Para Garroux, uma das possibilidades para buscar reparação pelos prejuízos é entrar com ações individuais no Juizado Especial ou na Justiça comum, ou coletivamente, com um grupo de pessoas que se une para defender os mesmos direitos. Ele recomenda também a ação civil pública, mas ressalta que é preciso uma entidade legitimada ou uma associação que já funcione há mais de um ano para intermediar o processo.

“Pode-se obrigar o Estado a indenizar os prejuízos ou mesmo a tomar as providências necessárias para que os alagamentos não se repitam. As pessoas precisam saber que têm direito a serem reparadas pelos prejuízos e que a administração tem que responder”, afirmou.

A diretora Jurídica do Instituto de Defesa do Consumidor e do Contribuinte (IDC), Renata Abalem, concorda com Garroux e menciona o caso do Rio Grande do Sul, onde, após as enchentes do ano passado, foram registradas mais de 5 mil ações protocoladas até junho de 2024 por entidades de defesa do cidadão, associações e Ministério Público.

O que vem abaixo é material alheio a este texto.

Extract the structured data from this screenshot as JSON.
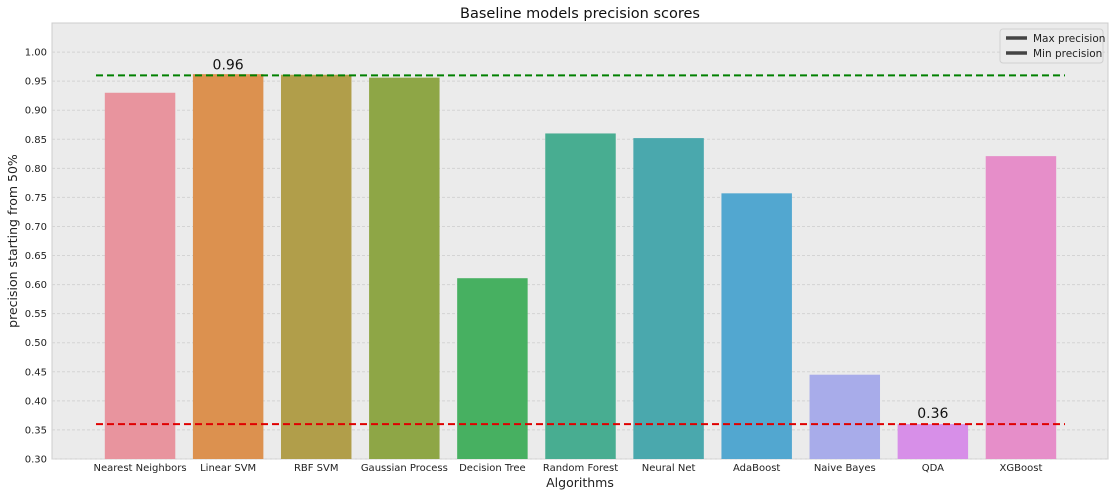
{
  "chart_data": {
    "type": "bar",
    "title": "Baseline models precision scores",
    "xlabel": "Algorithms",
    "ylabel": "precision starting from 50%",
    "categories": [
      "Nearest Neighbors",
      "Linear SVM",
      "RBF SVM",
      "Gaussian Process",
      "Decision Tree",
      "Random Forest",
      "Neural Net",
      "AdaBoost",
      "Naive Bayes",
      "QDA",
      "XGBoost"
    ],
    "values": [
      0.93,
      0.962,
      0.961,
      0.956,
      0.611,
      0.86,
      0.852,
      0.757,
      0.445,
      0.36,
      0.821
    ],
    "colors": [
      "#e8949e",
      "#dc914f",
      "#b19e4a",
      "#8ea646",
      "#47b061",
      "#48ad91",
      "#4aa8ad",
      "#52a7d0",
      "#a8acea",
      "#d78fe8",
      "#e68ec9"
    ],
    "ylim": [
      0.3,
      1.05
    ],
    "yticks": [
      "0.30",
      "0.35",
      "0.40",
      "0.45",
      "0.50",
      "0.55",
      "0.60",
      "0.65",
      "0.70",
      "0.75",
      "0.80",
      "0.85",
      "0.90",
      "0.95",
      "1.00"
    ],
    "grid": true,
    "legend_position": "top-right",
    "reference_lines": [
      {
        "name": "Max precision",
        "value": 0.96,
        "color": "#008000",
        "legend_color": "#444444",
        "label": "0.96",
        "label_category": "Linear SVM"
      },
      {
        "name": "Min precision",
        "value": 0.36,
        "color": "#e00000",
        "legend_color": "#444444",
        "label": "0.36",
        "label_category": "QDA"
      }
    ]
  }
}
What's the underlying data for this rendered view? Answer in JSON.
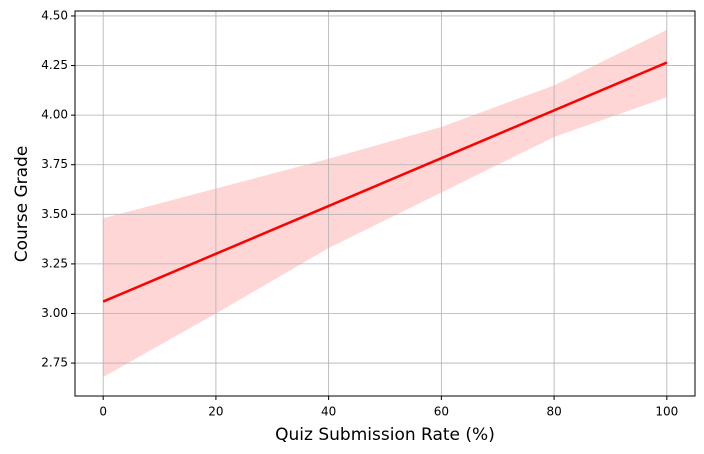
{
  "chart_data": {
    "type": "line",
    "xlabel": "Quiz Submission Rate (%)",
    "ylabel": "Course Grade",
    "x": [
      0,
      100
    ],
    "series": [
      {
        "color": "#ff0000",
        "values": [
          3.06,
          4.265
        ]
      }
    ],
    "band": {
      "x": [
        0,
        20,
        40,
        60,
        80,
        100
      ],
      "upper": [
        3.48,
        3.63,
        3.78,
        3.94,
        4.15,
        4.43
      ],
      "lower": [
        2.68,
        3.0,
        3.33,
        3.61,
        3.89,
        4.09
      ],
      "color": "#ffd6d6"
    },
    "xlim": [
      -5,
      105
    ],
    "xticks": [
      0,
      20,
      40,
      60,
      80,
      100
    ],
    "ylim": [
      2.584,
      4.525
    ],
    "yticks": [
      2.75,
      {
        "value": 3,
        "label": "3.00"
      },
      3.25,
      {
        "value": 3.5,
        "label": "3.50"
      },
      3.75,
      {
        "value": 4,
        "label": "4.00"
      },
      4.25,
      {
        "value": 4.5,
        "label": "4.50"
      }
    ],
    "grid": true
  }
}
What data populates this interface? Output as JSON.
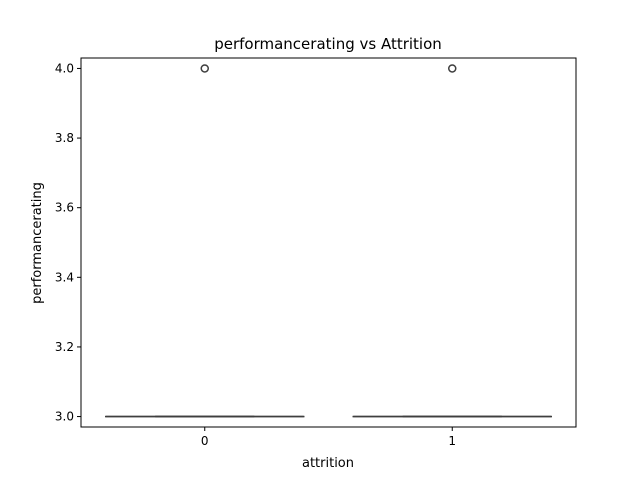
{
  "chart_data": {
    "type": "box",
    "title": "performancerating vs Attrition",
    "xlabel": "attrition",
    "ylabel": "performancerating",
    "categories": [
      "0",
      "1"
    ],
    "ylim": [
      2.97,
      4.03
    ],
    "yticks": [
      3.0,
      3.2,
      3.4,
      3.6,
      3.8,
      4.0
    ],
    "ytick_labels": [
      "3.0",
      "3.2",
      "3.4",
      "3.6",
      "3.8",
      "4.0"
    ],
    "boxes": [
      {
        "category": "0",
        "whisker_low": 3.0,
        "q1": 3.0,
        "median": 3.0,
        "q3": 3.0,
        "whisker_high": 3.0,
        "outliers": [
          4.0
        ]
      },
      {
        "category": "1",
        "whisker_low": 3.0,
        "q1": 3.0,
        "median": 3.0,
        "q3": 3.0,
        "whisker_high": 3.0,
        "outliers": [
          4.0
        ]
      }
    ],
    "grid": false,
    "colors": {
      "box": "#3f3f3f",
      "outlier": "#3f3f3f",
      "axes": "#000000"
    }
  }
}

“A quantidade de ações judiciais contra o estado e os municípios é tão grande, que o CNJ criou até um painel sobre o tema. O site do Tribunal de Justiça de lá disponibilizou um assunto no PJe para facilitar o cadastramento das ações”, disse Renata.

Ela observa que a maioria das ações se baseia na falta de prevenção, em um plano de contingência, na manutenção da infraestrutura e na omissão do poder público.

“As ações estão acontecendo às centenas, e são vários pedidos por danos morais, danos materiais. Na maioria das ações, principalmente nas coletivas e nas civis públicas, é apresentada uma grande quantidade de documentos, de alegações técnicas. E a partir do momento que existem provas com relação a isso, o governo vai ter que responder pelos danos que ele causou pela negligência e pela omissão”, afirmou.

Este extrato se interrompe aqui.